İnsanoğlunun M.Ö. 4000’lerde yazıyı bulması yazlı nesnelerin saklamak ve yaymak adına çoğaltma tekniklerini araştırmaya başlanmış, Mezopotamya’da kil ve balmumundan yapılan silindirlerin üzerine oyulan yazılar değişik yüzeyler üzerine aktarılmaya çalışılmıştır. Bu gelişmeden sonra ki dönemlerde Sümerliler ve Asurlular çeşitli maddelerden elde ettikleri silindir mühürleri kil üzerine aktarmaya çalışmış, Babilliler ise tahta zemin üzerine oydukları şekillerin üzerine az miktarda boya sürerek mühür amacıyla kullanmışlardır (Kınık, 2014: 14).

(5)

Social, Mentality and Researcher Thinkers Journal

Resim 3: Kenar çizgileriyle belirtilmiş yukarıdan aşağıya doğru okuma yönlü hiyeroglif örneği.

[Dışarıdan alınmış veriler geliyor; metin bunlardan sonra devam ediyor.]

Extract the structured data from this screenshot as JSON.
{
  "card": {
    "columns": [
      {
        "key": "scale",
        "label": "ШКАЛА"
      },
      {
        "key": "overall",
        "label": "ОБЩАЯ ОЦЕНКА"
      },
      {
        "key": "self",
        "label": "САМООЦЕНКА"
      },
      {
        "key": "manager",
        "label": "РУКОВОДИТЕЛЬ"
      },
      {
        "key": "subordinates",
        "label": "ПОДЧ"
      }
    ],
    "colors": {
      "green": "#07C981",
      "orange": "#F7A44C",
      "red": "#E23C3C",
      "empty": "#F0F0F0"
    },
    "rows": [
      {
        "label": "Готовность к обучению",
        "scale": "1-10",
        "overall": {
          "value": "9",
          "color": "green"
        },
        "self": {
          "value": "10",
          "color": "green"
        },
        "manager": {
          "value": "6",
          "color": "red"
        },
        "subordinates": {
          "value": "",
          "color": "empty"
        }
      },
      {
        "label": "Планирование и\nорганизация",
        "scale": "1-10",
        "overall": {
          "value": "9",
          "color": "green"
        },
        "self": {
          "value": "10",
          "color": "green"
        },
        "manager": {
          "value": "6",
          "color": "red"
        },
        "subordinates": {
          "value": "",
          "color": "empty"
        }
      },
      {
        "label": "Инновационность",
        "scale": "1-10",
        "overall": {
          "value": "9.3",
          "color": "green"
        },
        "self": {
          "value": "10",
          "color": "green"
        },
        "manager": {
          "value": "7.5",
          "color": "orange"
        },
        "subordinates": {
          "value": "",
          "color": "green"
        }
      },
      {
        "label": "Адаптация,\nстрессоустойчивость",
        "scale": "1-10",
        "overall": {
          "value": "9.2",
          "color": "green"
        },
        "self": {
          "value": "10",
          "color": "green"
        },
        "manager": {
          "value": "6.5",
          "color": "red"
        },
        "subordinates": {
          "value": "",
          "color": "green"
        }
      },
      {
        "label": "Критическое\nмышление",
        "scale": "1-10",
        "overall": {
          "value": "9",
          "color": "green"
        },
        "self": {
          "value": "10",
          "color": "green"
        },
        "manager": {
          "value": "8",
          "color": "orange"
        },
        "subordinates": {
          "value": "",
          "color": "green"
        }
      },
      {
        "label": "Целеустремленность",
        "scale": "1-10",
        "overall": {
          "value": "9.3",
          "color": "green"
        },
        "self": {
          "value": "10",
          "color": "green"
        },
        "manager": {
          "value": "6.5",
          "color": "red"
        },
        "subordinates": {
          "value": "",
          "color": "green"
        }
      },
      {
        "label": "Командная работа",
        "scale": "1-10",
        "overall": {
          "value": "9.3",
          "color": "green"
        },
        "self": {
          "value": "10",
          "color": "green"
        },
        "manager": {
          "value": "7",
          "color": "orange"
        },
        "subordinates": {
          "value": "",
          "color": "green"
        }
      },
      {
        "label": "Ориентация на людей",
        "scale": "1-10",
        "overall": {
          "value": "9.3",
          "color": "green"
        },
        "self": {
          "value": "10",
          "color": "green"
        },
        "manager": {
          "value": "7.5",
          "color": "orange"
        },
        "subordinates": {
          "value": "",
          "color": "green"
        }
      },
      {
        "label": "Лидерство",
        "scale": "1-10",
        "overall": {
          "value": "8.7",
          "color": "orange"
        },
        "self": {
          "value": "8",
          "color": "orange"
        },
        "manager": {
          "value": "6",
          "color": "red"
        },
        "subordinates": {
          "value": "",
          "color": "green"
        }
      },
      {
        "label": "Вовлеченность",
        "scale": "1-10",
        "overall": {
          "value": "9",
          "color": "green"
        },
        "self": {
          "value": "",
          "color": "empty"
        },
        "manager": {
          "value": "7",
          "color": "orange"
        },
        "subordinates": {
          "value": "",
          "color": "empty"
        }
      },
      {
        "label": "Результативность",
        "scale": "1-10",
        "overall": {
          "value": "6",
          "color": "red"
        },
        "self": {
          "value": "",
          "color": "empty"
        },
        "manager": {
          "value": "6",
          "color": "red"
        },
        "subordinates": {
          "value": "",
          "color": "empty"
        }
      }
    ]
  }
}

Yazılı iletişimde diğer önemli aşama ise alfabenin kullanılmasıdır. İlk alfabe denizcilikte çok gelişmiş bir medeniyet olan Fenikeliler tarafından M.Ö. 1500’lerde kullanılmaya başlanmıştır. Fenikeliler Akdeniz ve çevresinde kurmuş oldukları ticaret merkezleri ve koloniler sayesinde diğer medeniyetlerle de etkileşimde bulunmuş böylece çivi yazısı ve hiyeroglif yazısını öğrenmişlerdir. Bu sayede yazılı iletişimde önemli bir aşama katetmişler ve kesin olarak bilinmemekle beraber “Kenan” adını verdikleri varsayılan ve yirmi iki harften oluşan bir alfabe geliştirmişlerdir. Yunanlılar bu alfabeye sesli harfleri eklemiş ve harf biçimlerini değiştirerek geometrik bir uyum ile gelişmesini sağlamışlardır (Özgüven, 2007: 11).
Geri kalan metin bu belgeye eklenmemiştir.